La température, un facteur déterminant

« Heureusement qu’il y a l’hiver, pour congeler les bibittes ! » chantait jadis Dominique Michel. Cette formulation populaire vient de trouver un fondement plus sérieux dans une étude (http://www.nature.com/articles/ncomms13736) parue fin décembre dans la revue Nature. La question de l’augmentation de la biodiversité (nombre d’espèces retrouvées par unité de surface) à mesure qu’on s’éloigne des pôles vers l’équateur fascine les biologistes depuis Charles Darwin, mais la réponse, malgré plus d’un siècle de recherche n’était pas si évidente. Il faut dire que le même phénomène s’observe à mesure que l’on s’éloigne du niveau de la mer en altitude.

L’étude, menée par l’équipe d’Ingolf Steffan-Dewenter, écologue à l’université de Würzburg (Allemagne) conclut que parmi tous les facteurs écologiques, c’est la température qui a l’effet le plus déterminant pour expliquer le phénomène. Cela peut sembler tomber sous le sens, mais ce n’est pas si évident à prouver.  L’étude, effectuée en entre 871 et 4650 mètres d’altitude, sur les flancs du mont Kilimandjaro en Tanzanie est la première qui intègre autant d’espèces :  8 groupes de végétaux et 17 d’animaux, des fourmis aux chauves-souris en passant par les escargots, les abeilles, les araignées et les oiseaux. À partir des observations de terrain, elle a permis de développer une modélisation mathématique qui s’applique aussi bien en altitude qu’en latitude. Comment est-on arrivés à cette conclusion?

D’abord, il fallait distinguer entre deux hypothèses. L’effet de la température en était une. L’hypothèse concurrente préconisait que la productivité végétale  (la quantité de biomasse végétale produite par hectare) était le facteur déterminant. Mais, la productivité végétale est elle-même influencée par la température. Les précipitations et la disponibilité des éléments nutritifs sont aussi en jeu pour expliquer la productivité végétale. La température est donc une condition sine qua non pour la biodiversité et le modèle nous permet de prévoir le phénomène. On pourrait s’arrêter là. Mais une autre étude publiée dans la revue Science le 29 septembre (http://science.sciencemag.org/content/353/6307/1532) par une équipe danoise montre que la température est aussi étroitement corrélée avec la variabilité génétique à l’intérieur d’une même espèce. Autrement dit, plus il fait chaud, plus on a d’espèces différentes présentes sur un territoire donné et plus les individus qui composent ces espèces montrent une variété de différence entre eux. Une plus grande variabilité génétique au sein d’une même espèce est un facteur de résilience et d’adaptabilité.

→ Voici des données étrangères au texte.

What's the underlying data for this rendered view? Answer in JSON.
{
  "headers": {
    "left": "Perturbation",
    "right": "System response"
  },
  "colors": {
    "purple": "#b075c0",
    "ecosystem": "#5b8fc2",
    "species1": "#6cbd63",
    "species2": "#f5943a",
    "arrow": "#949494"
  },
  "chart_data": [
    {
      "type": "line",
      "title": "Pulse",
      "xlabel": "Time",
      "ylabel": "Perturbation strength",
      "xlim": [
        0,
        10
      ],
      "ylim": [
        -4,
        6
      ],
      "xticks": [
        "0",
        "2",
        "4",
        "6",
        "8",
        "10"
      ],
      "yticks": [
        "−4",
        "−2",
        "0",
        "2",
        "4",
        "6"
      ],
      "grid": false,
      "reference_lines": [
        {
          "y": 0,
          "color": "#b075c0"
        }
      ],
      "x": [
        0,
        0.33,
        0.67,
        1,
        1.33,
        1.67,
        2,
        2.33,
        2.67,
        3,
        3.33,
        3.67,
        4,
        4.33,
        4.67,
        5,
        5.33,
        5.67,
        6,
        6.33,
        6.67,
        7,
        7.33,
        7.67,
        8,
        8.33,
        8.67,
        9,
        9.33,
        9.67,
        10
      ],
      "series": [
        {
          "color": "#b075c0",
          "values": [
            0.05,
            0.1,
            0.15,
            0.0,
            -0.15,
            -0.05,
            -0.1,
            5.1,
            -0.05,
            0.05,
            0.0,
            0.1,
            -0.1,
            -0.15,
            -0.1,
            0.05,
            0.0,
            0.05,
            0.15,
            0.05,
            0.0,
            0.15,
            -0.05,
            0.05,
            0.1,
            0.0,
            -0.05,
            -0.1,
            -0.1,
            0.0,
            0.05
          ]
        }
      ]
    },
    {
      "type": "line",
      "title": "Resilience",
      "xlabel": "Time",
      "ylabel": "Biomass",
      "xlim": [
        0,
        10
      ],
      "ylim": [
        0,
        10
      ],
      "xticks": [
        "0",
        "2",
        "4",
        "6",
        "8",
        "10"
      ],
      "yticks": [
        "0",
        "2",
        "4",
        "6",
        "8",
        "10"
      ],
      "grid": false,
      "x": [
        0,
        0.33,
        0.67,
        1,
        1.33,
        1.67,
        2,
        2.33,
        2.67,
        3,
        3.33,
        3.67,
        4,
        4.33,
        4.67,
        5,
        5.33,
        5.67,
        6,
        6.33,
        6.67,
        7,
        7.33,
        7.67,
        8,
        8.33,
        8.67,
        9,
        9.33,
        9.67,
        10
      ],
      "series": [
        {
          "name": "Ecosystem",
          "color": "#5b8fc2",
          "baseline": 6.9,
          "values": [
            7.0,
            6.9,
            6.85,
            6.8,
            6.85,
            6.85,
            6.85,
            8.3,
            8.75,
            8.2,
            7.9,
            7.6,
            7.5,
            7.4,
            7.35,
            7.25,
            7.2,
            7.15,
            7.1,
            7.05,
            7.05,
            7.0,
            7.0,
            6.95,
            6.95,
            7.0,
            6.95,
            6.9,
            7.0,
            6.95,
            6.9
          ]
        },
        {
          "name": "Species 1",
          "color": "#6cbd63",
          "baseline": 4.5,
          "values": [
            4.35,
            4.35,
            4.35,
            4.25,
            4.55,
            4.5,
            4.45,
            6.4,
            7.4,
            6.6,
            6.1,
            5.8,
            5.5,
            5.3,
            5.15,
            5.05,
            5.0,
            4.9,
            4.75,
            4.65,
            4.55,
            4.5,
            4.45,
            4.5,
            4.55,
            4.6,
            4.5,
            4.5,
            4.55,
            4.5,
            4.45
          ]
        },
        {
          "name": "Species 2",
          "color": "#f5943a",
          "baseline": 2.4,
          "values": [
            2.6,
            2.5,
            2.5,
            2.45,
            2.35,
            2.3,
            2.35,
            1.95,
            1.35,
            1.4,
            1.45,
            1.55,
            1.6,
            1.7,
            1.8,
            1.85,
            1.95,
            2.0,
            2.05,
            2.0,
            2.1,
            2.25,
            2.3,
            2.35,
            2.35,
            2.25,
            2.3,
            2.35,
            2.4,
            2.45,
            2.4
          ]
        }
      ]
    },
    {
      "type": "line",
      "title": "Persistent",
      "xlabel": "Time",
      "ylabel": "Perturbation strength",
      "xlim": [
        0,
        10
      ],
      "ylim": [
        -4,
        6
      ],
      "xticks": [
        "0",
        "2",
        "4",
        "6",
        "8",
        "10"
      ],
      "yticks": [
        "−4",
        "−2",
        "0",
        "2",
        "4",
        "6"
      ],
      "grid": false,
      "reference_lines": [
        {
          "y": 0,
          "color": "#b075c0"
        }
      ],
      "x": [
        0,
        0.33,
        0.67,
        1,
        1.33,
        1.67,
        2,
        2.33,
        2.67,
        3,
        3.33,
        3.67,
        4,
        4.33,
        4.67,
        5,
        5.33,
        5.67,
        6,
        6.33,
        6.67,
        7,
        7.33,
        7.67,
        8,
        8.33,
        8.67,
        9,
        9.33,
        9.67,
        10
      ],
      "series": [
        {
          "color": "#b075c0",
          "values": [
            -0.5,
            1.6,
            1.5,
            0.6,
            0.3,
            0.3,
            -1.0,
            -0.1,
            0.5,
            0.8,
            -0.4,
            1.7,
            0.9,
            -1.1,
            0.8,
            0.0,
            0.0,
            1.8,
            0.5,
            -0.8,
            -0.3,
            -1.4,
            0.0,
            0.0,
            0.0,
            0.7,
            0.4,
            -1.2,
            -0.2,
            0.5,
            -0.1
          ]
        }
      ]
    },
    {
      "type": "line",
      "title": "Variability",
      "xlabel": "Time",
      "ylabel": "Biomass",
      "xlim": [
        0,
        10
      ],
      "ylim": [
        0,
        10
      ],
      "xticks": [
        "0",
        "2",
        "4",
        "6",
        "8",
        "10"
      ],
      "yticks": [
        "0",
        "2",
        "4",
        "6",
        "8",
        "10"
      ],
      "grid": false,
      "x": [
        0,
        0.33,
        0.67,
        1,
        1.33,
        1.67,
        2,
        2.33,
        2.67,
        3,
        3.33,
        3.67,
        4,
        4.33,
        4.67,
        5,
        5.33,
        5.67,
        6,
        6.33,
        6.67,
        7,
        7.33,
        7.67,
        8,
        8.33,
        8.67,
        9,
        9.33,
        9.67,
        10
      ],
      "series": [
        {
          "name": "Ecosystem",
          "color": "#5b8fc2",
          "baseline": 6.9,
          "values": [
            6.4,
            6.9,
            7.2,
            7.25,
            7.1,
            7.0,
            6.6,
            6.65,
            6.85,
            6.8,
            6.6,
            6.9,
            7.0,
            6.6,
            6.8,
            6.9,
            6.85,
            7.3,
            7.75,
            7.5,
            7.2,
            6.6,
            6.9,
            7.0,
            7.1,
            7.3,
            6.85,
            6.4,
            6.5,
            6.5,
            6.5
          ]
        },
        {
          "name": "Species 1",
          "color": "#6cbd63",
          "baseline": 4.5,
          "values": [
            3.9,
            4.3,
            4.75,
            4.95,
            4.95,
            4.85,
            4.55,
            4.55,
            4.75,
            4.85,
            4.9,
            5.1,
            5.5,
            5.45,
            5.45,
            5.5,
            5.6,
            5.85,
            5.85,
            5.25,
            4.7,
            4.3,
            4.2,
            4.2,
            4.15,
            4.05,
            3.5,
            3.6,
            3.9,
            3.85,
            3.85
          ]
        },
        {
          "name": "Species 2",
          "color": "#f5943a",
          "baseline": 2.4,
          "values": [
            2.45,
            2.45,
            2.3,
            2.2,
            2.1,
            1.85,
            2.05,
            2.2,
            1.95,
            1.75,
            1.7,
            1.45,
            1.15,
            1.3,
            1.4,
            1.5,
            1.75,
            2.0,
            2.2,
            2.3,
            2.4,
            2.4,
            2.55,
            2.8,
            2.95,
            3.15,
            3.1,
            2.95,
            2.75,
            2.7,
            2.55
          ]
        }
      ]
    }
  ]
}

Comment cela nous affecte-il dans un pays nordique, où les températures moyennes annuelles dépassent à peine le point de congélation ? Ces deux études nous permettent de postuler que nos espèces sont non seulement moins nombreuses, mais aussi moins diversifiées génétiquement. Cela signifie qu’elles sont plus fragiles à des modifications de la température. Or, nous vivons un réchauffement du climat qui se traduira par des moyennes de température plus élevées affectant les espèces les mieux adaptées au froid et favorisant les espèces invasives de toutes sortes qui viennent du sud. Cela permet aussi de poser des hypothèses sur les importantes fluctuations que connaissent périodiquement des populations animales dans la toundra et la forêt boréale. Comment réagirons nous si le climat continue de se réchauffer ? Personne n’a de réponse aujourd’hui.

La recherche n’a pas réponse à toutes nos questions, loin s’en faut. En revanche, chaque progrès dans l’avancement des connaissances permet de mieux comprendre notre monde et d’en anticiper l’évolution, ce qui justifie de nouvelles études. Lorsque nos gouvernements coupent dans les budgets destinés à la recherche, ils affaiblissent notre capacité de trouver des réponses adéquates.  Cet aveuglement volontaire pourrait coûter gros.